2014年5月13日に開催された総会で、データ消去分科会の新設が承認されました。今回のコラムでは、データ消去分科会設置の趣旨について説明させていただきます。

証拠保全ガイドラインによると、インシデントレスポンス時に必要と考えられる資機材等の選定及び準備の一つとして、「フォーマット済みのクリーンな媒体の準備」が求められています。媒体として「ハードディスクやCD-R等の各種メディア」が例示されていますが、媒体も変遷していますし、大容量化についても考える必要があります。ちなみに、私は市販のデータ抹消ソフトを用いて、ハードディスクやUSBメモリ内のデータを抹消することが少なからずあります。USBメモリはまだしも、ハードディスクの場合は、それほど大容量でないにもかかわらず、抹消に一晩以上要することがあります。一方、クリーンな媒体を作る方法についても考えておく必要があります。クリーンな媒体を作るために必要なワイプ処理については、DoD 5220.22-MやNIST SP 800-88等が参考になりますが、証拠保全ガイドラインには明確な記述はありません。
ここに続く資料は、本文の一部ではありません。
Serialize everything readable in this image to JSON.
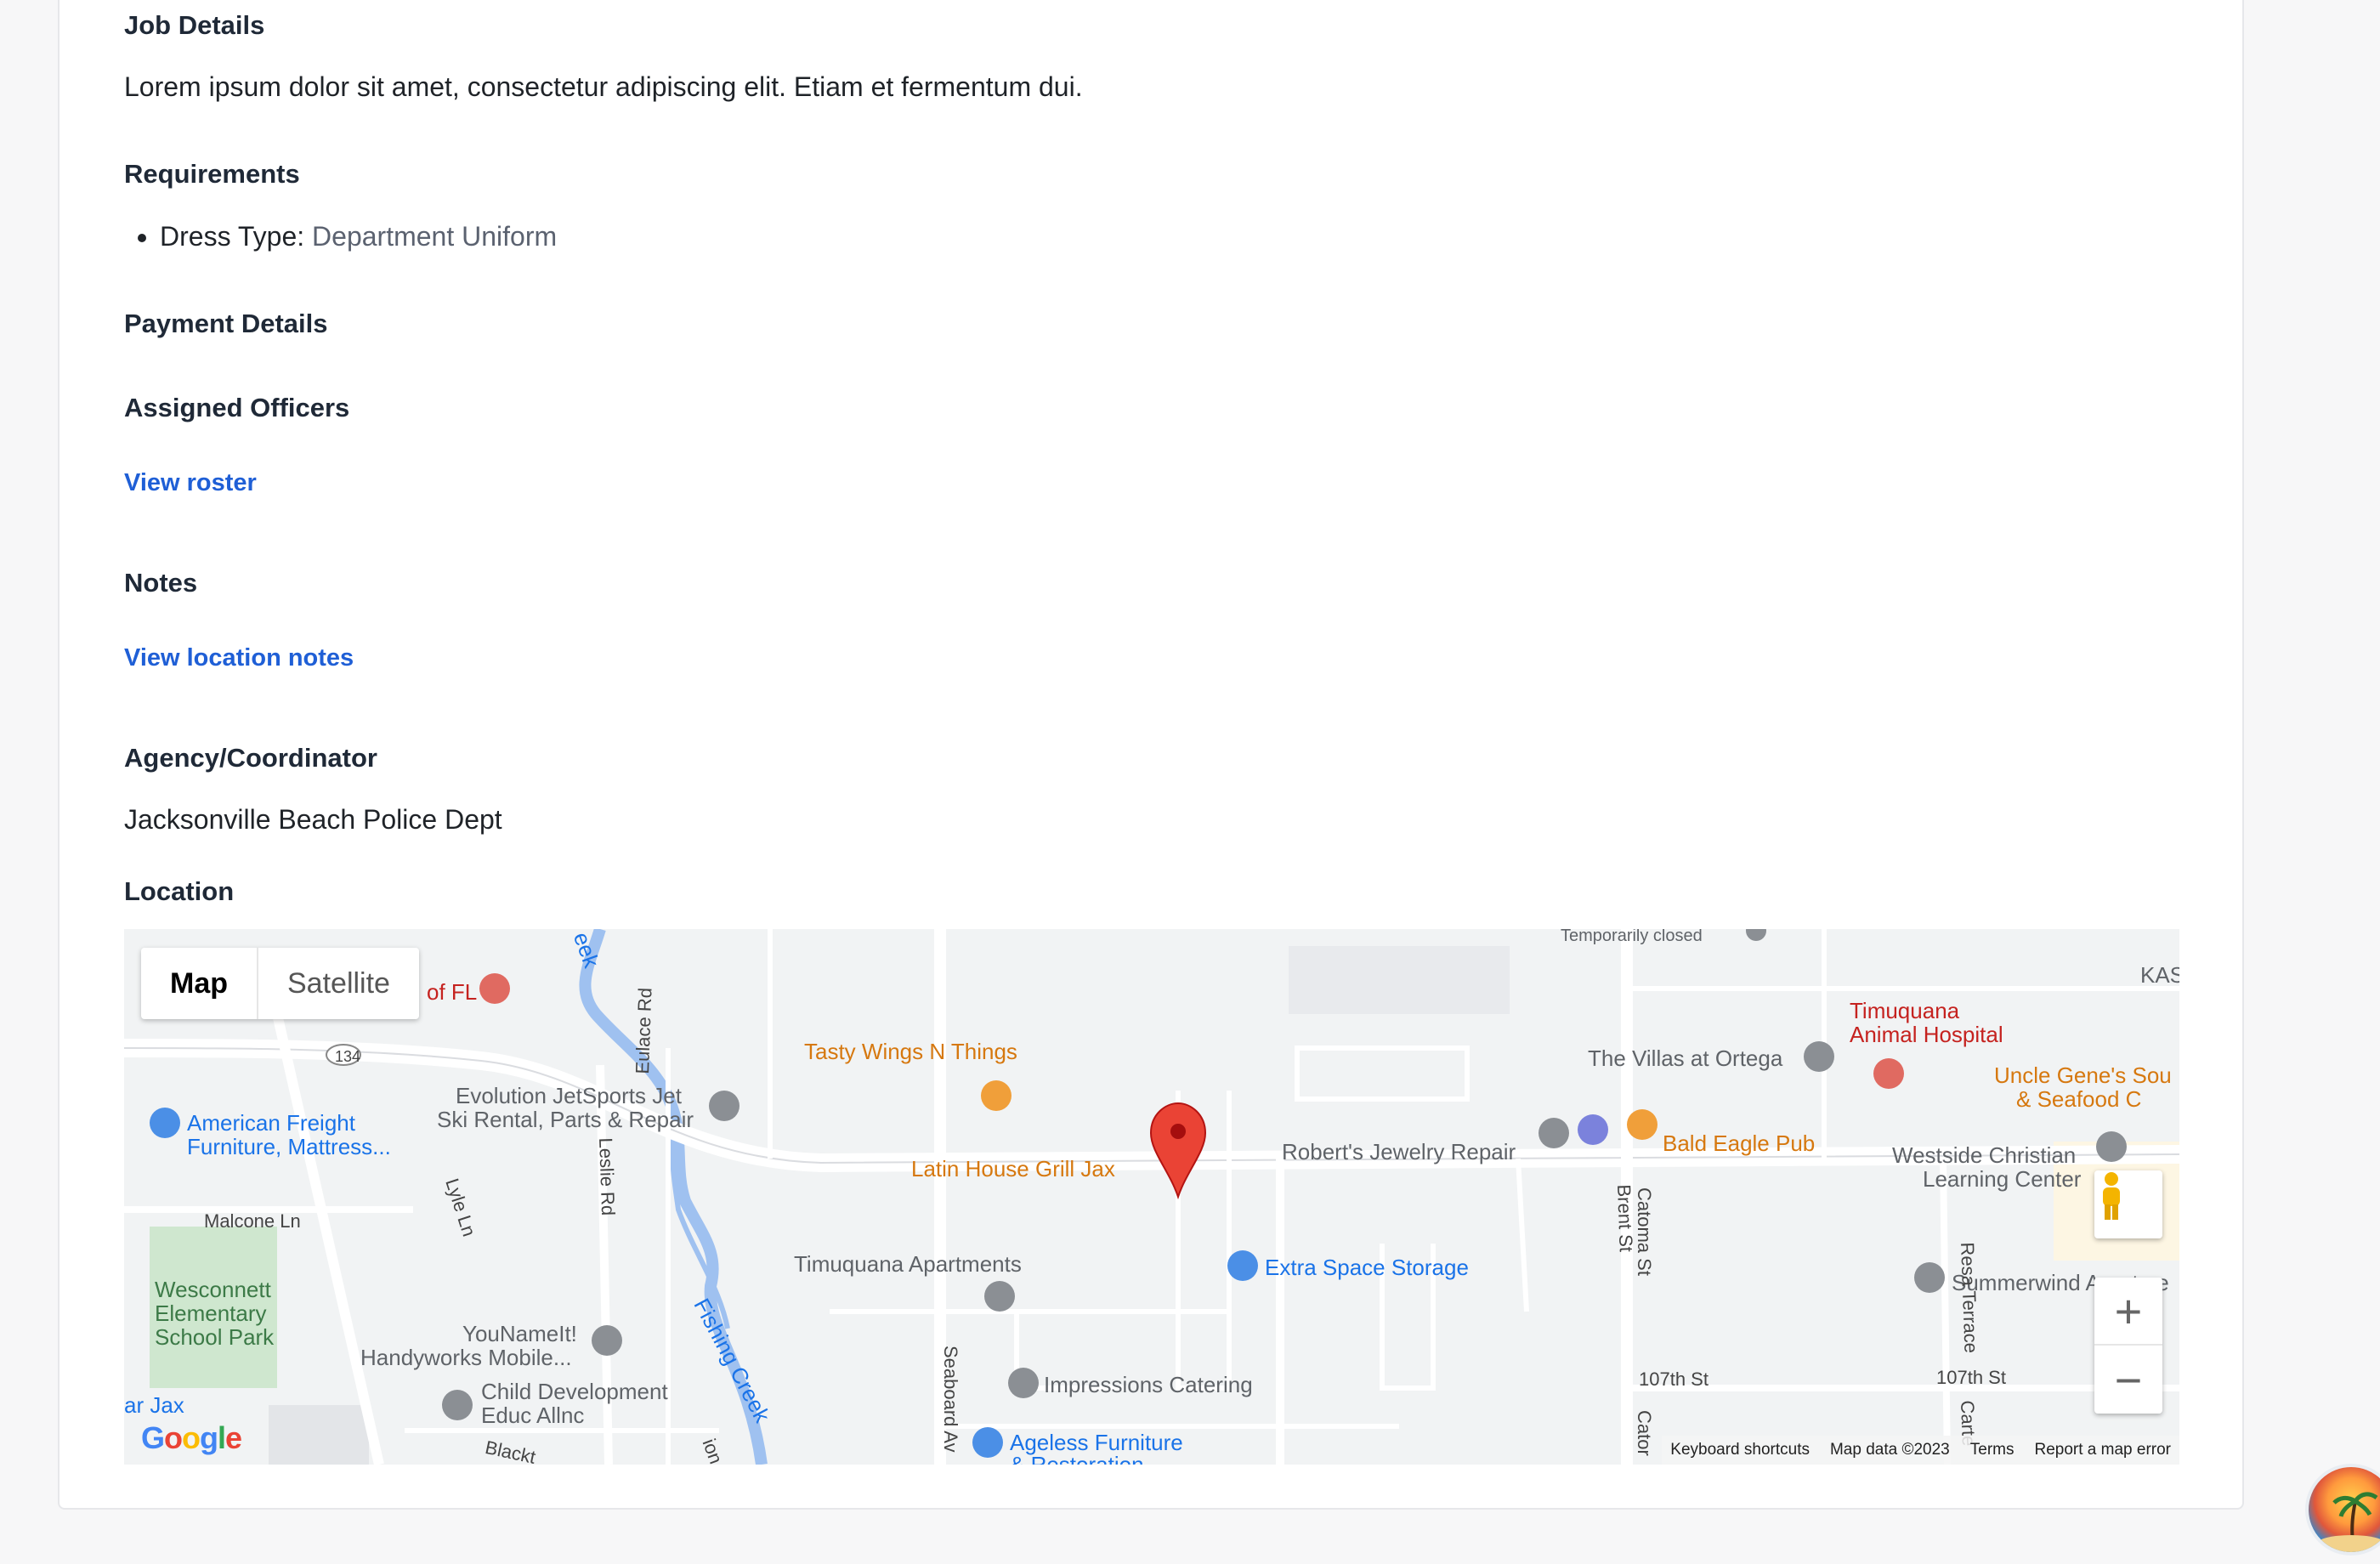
{
  "sections": {
    "job_details": {
      "heading": "Job Details",
      "text": "Lorem ipsum dolor sit amet, consectetur adipiscing elit. Etiam et fermentum dui."
    },
    "requirements": {
      "heading": "Requirements",
      "items": [
        {
          "label": "Dress Type:",
          "value": "Department Uniform"
        }
      ]
    },
    "payment_details": {
      "heading": "Payment Details"
    },
    "assigned_officers": {
      "heading": "Assigned Officers",
      "link": "View roster"
    },
    "notes": {
      "heading": "Notes",
      "link": "View location notes"
    },
    "agency": {
      "heading": "Agency/Coordinator",
      "text": "Jacksonville Beach Police Dept"
    },
    "location": {
      "heading": "Location"
    }
  },
  "map": {
    "type_buttons": {
      "map": "Map",
      "satellite": "Satellite"
    },
    "zoom_in": "+",
    "zoom_out": "−",
    "attribution": {
      "shortcuts": "Keyboard shortcuts",
      "data": "Map data ©2023",
      "terms": "Terms",
      "report": "Report a map error"
    },
    "logo": "Google",
    "labels": {
      "temporarily_closed": "Temporarily closed",
      "kas": "KAS",
      "of_fl": "of FL",
      "highway_134": "134",
      "american_freight_1": "American Freight",
      "american_freight_2": "Furniture, Mattress...",
      "evolution_1": "Evolution JetSports Jet",
      "evolution_2": "Ski Rental, Parts & Repair",
      "tasty_wings": "Tasty Wings N Things",
      "latin_house": "Latin House Grill Jax",
      "roberts_jewelry": "Robert's Jewelry Repair",
      "villas": "The Villas at Ortega",
      "timuquana_hospital_1": "Timuquana",
      "timuquana_hospital_2": "Animal Hospital",
      "uncle_genes_1": "Uncle Gene's Sou",
      "uncle_genes_2": "& Seafood C",
      "bald_eagle": "Bald Eagle Pub",
      "westside_1": "Westside Christian",
      "westside_2": "Learning Center",
      "malcone": "Malcone Ln",
      "wesconnett_1": "Wesconnett",
      "wesconnett_2": "Elementary",
      "wesconnett_3": "School Park",
      "timuquana_apts": "Timuquana Apartments",
      "extra_space": "Extra Space Storage",
      "summerwind": "Summerwind Apartme",
      "younameit_1": "YouNameIt!",
      "younameit_2": "Handyworks Mobile...",
      "child_dev_1": "Child Development",
      "child_dev_2": "Educ Allnc",
      "impressions": "Impressions Catering",
      "ageless_1": "Ageless Furniture",
      "ageless_2": "& Restoration",
      "ar_jax": "ar Jax",
      "fishing_creek": "Fishing Creek",
      "creek_top": "eek",
      "eulace": "Eulace Rd",
      "lyle": "Lyle Ln",
      "leslie": "Leslie Rd",
      "seaboard": "Seaboard Av",
      "brent": "Brent St",
      "catoma": "Catoma St",
      "catoma_b": "Cator",
      "resa": "Resa Terrace",
      "carte": "Carte",
      "st107_a": "107th St",
      "st107_b": "107th St",
      "blackt": "Blackt",
      "ion_rd": "ion Rd"
    }
  },
  "colors": {
    "link": "#1f5fd6",
    "heading": "#1f2937",
    "map_bg": "#f1f3f4",
    "water": "#9fc1f0",
    "park": "#c8e6c9",
    "pin_red": "#ea4335"
  }
}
前述の抹消ソフトでは、乱数値で抹消、NSA方式、米国陸軍方式、米国海軍方式、米国国防総省方式等が選択できます。むろん、より安全な方式を選択すると、抹消に要する時間も増加します。

さて、話がやや脱線しましたが、証拠保全先媒体の準備、特に適切なデータ消去に関しては、媒体の変遷、実用性、安全性等を考慮して、きちんとまとめておく必要があると考えています。ちなみに、データ消去の研究に取り組もうと考えたきっかけは、林理事に紹介していただいた一般社団法人情報機器リユース・リサイクル協会(RITEA: Refurbished(Reuse)&Recycle Information Technology Equipment Association)の関係者の方々との議論です。この議論をきっかけに方向性等を検討・調整し、上原理事や丸谷理事に色々とアドバイスをいただき、データ消去分科会の新設に至った次第です。

データ消去分科会は、証拠保全先媒体に対する適切なデータ消去のためのガイドライン策定を目標とし、これから活動していく予定です。まずは、国内外のデータ消去に関する文献調査や実態調査等を行えないか、またツールの評価等ができないかを模索し、他組織等との連携を視野に入れながら、逐次活動の具体化を図っていきたいと考えています。他組織等との連携という点では、RITEAの関係者の方々とは、今後も協力しながら活動を進めていきたいと考えています。

データ消去分科会設置の趣旨についての説明は以上です。IDF会員及び関係企業の参加を期待しております。